Vivemos em uma era em que parece que existe um grupo de desocupados que passa todo o dia friccionando sua zona inguinal vendo vídeos sem parar e procurando motivos para se ofender, mesmo que a as partes envolvidas, nenhuma delas tenha se sentido ofendida. É o que chamo de VAR da ofensa. São verdadeiros profissionais que ganham a vida se ofendendo por terceiros. Onde parece haver nada de irregular, nem uma mao dentro da área, nem um ato racista ou homofóbico, lá está o VAR procurando pelo em ovo.

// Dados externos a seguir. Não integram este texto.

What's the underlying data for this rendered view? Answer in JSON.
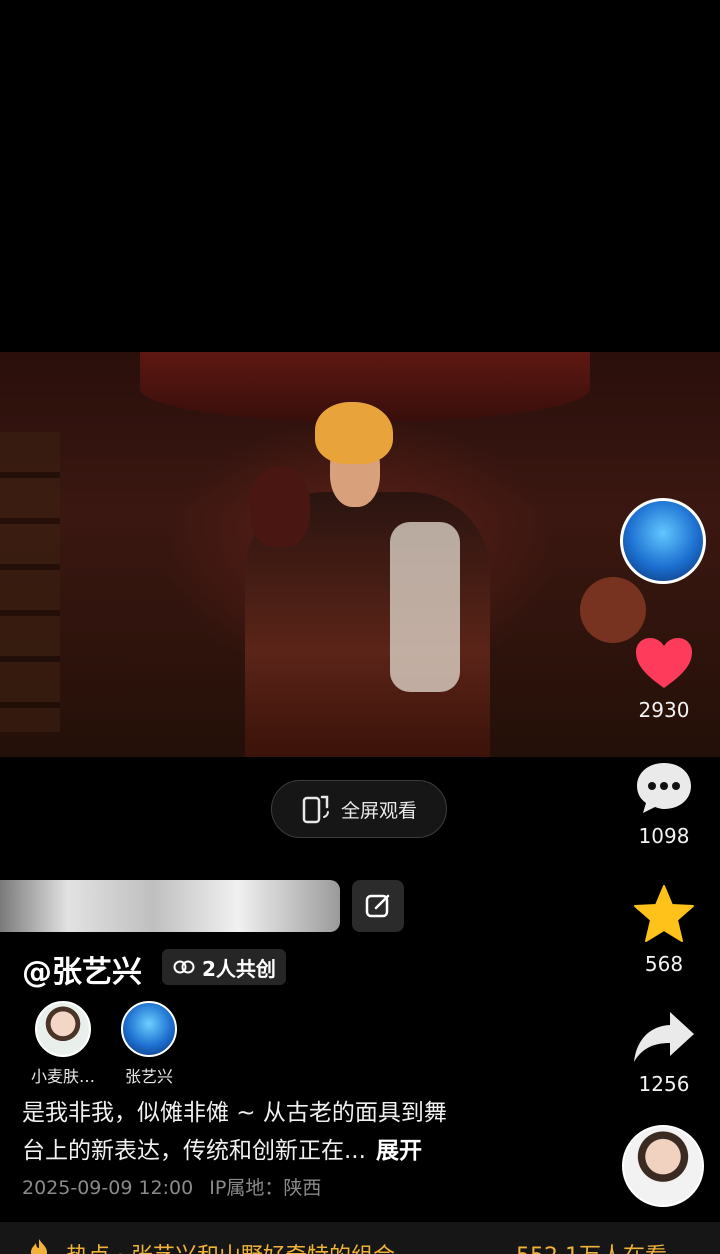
{
  "player": {
    "fullscreen_label": "全屏观看"
  },
  "actions": {
    "likes": "2930",
    "comments": "1098",
    "favorites": "568",
    "shares": "1256"
  },
  "post": {
    "author": "@张艺兴",
    "co_create_label": "2人共创",
    "creators": [
      {
        "name": "小麦肤…"
      },
      {
        "name": "张艺兴"
      }
    ],
    "caption_line1": "是我非我，似傩非傩 ~ 从古老的面具到舞",
    "caption_line2": "台上的新表达，传统和创新正在...",
    "expand_label": "展开",
    "date": "2025-09-09 12:00",
    "ip_location": "IP属地：陕西"
  },
  "hot_topic": {
    "prefix": "热点 · 张艺兴和山野好奇特的组合",
    "watching": "552.1万人在看"
  },
  "colors": {
    "like": "#ff3b5c",
    "favorite": "#ffc21a",
    "hot": "#f0b23a"
  }
}
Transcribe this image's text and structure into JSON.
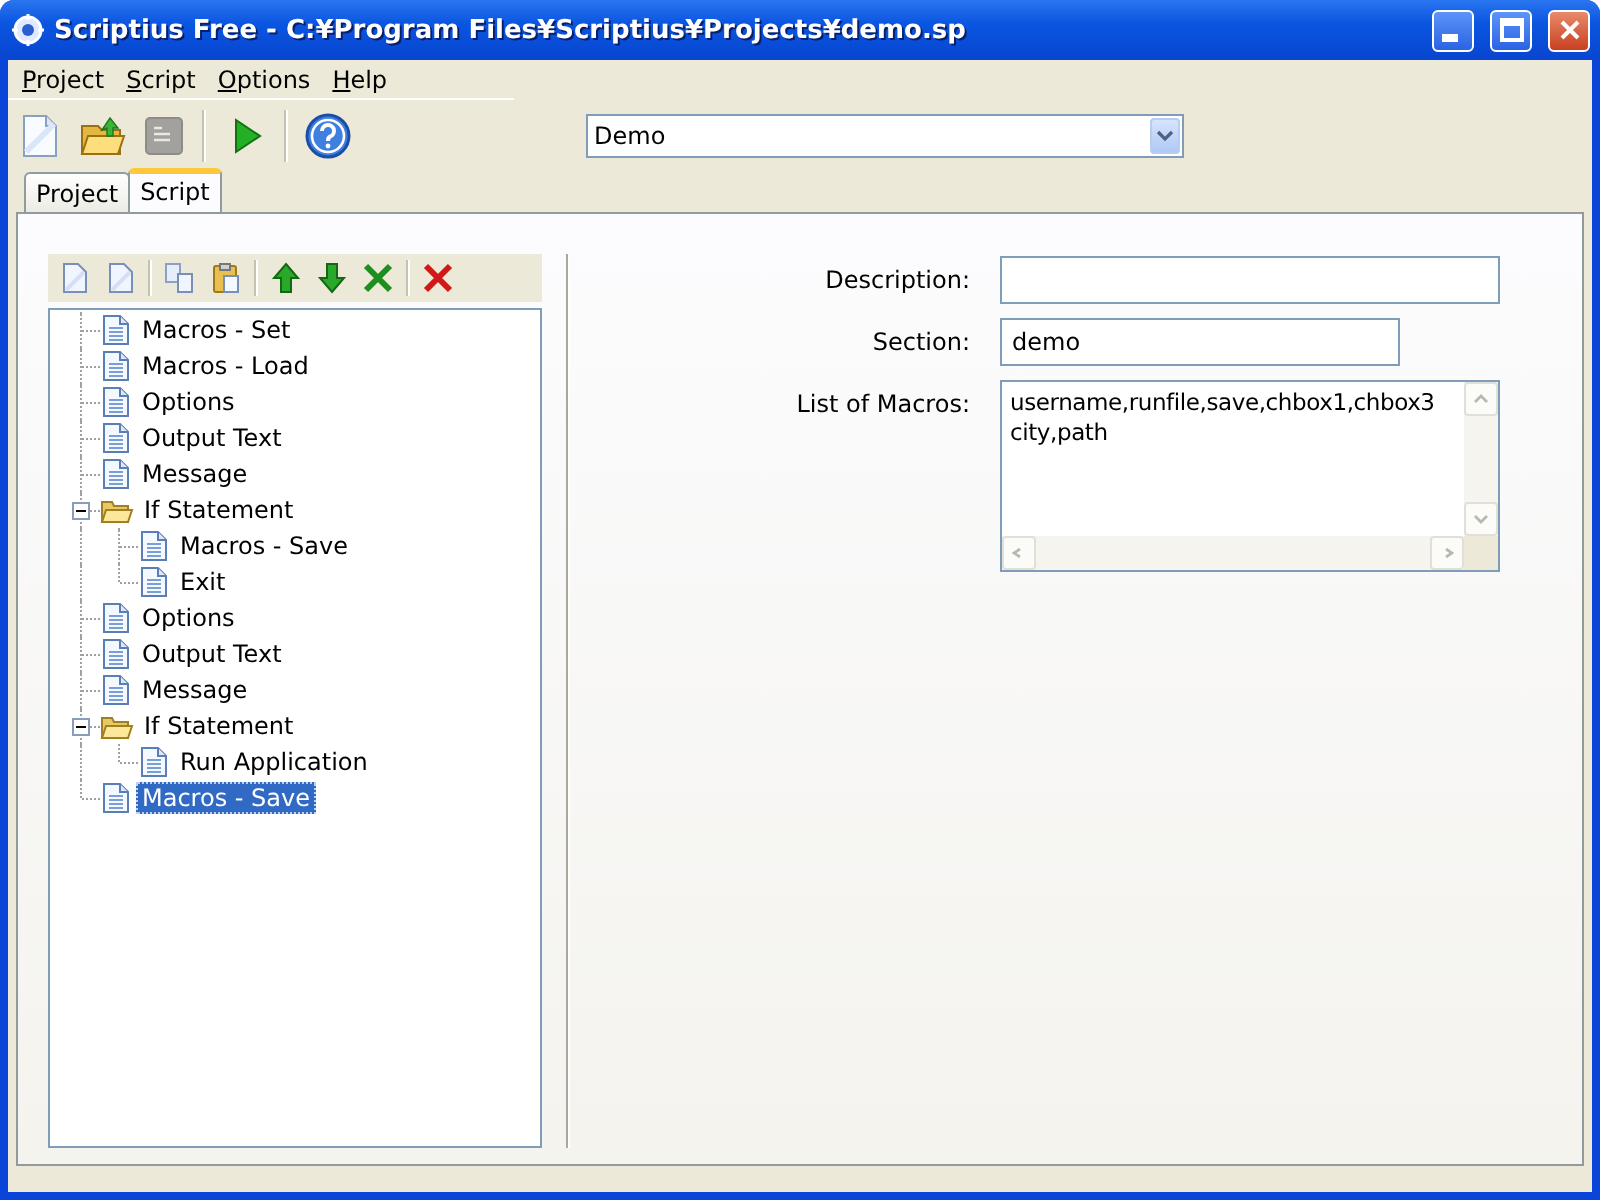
{
  "window": {
    "title": "Scriptius Free - C:¥Program Files¥Scriptius¥Projects¥demo.sp"
  },
  "menu": [
    {
      "label": "Project"
    },
    {
      "label": "Script"
    },
    {
      "label": "Options"
    },
    {
      "label": "Help"
    }
  ],
  "toolbar": [
    {
      "kind": "new",
      "disabled": false
    },
    {
      "kind": "open",
      "disabled": false
    },
    {
      "kind": "properties",
      "disabled": true
    },
    {
      "kind": "separator"
    },
    {
      "kind": "run",
      "disabled": false
    },
    {
      "kind": "separator"
    },
    {
      "kind": "help",
      "disabled": false
    }
  ],
  "script_select": {
    "value": "Demo"
  },
  "tabs": [
    {
      "label": "Project",
      "selected": false
    },
    {
      "label": "Script",
      "selected": true
    }
  ],
  "tree_toolbar": [
    {
      "kind": "new"
    },
    {
      "kind": "new"
    },
    {
      "kind": "separator"
    },
    {
      "kind": "copy"
    },
    {
      "kind": "paste"
    },
    {
      "kind": "separator"
    },
    {
      "kind": "up"
    },
    {
      "kind": "down"
    },
    {
      "kind": "remove"
    },
    {
      "kind": "separator"
    },
    {
      "kind": "delete"
    }
  ],
  "tree": {
    "items": [
      {
        "kind": "item",
        "label": "Macros - Set",
        "selected": false
      },
      {
        "kind": "item",
        "label": "Macros - Load",
        "selected": false
      },
      {
        "kind": "item",
        "label": "Options",
        "selected": false
      },
      {
        "kind": "item",
        "label": "Output Text",
        "selected": false
      },
      {
        "kind": "item",
        "label": "Message",
        "selected": false
      },
      {
        "kind": "folder",
        "label": "If Statement",
        "selected": false,
        "expanded": true,
        "children": [
          {
            "kind": "item",
            "label": "Macros - Save",
            "selected": false
          },
          {
            "kind": "item",
            "label": "Exit",
            "selected": false
          }
        ]
      },
      {
        "kind": "item",
        "label": "Options",
        "selected": false
      },
      {
        "kind": "item",
        "label": "Output Text",
        "selected": false
      },
      {
        "kind": "item",
        "label": "Message",
        "selected": false
      },
      {
        "kind": "folder",
        "label": "If Statement",
        "selected": false,
        "expanded": true,
        "children": [
          {
            "kind": "item",
            "label": "Run Application",
            "selected": false
          }
        ]
      },
      {
        "kind": "item",
        "label": "Macros - Save",
        "selected": true
      }
    ]
  },
  "form": {
    "fields": [
      {
        "kind": "text",
        "label": "Description:"
      },
      {
        "kind": "short_text",
        "label": "Section:",
        "value": "demo"
      },
      {
        "kind": "textarea",
        "label": "List of Macros:",
        "value": "username,runfile,save,chbox1,chbox3\ncity,path"
      }
    ]
  }
}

Há três grupos que são os mais populares quando o tema é se ofender por outros: minorias raciais, mulheres e homossexuais. Há poucos meses vivemos uma situação que ganhou notoriedade e espaço midiático jamais conseguido pelo esporte em questão que, depois de alguns vídeos e verdades terem circulado mundo afora, perdeu forca e se escondeu na penumbra. Ao comemorar o título de campeão do mundo de futebol feminino, Hermoso, jogadora espanhola, recebeu um beijo inesperado do presidente da federação. Não demorou muito para grupos feministas pedirem a caveira de Rubiales e se ofenderem pela jogadora que, dias depois, apareceu dando declarações públicas corroborando toda a ofensa já manifestada anteriormente pelos ofendidos profissionais de plantão. Hermoso aproveitou para manifestar seu sofrimento e inclusive afirmou estar sofrendo consequências psicológicas devido ao ocorrido. Totalmente entendível e é aceitável o quão fácil Hermoso se traumatiza, ironias à parte.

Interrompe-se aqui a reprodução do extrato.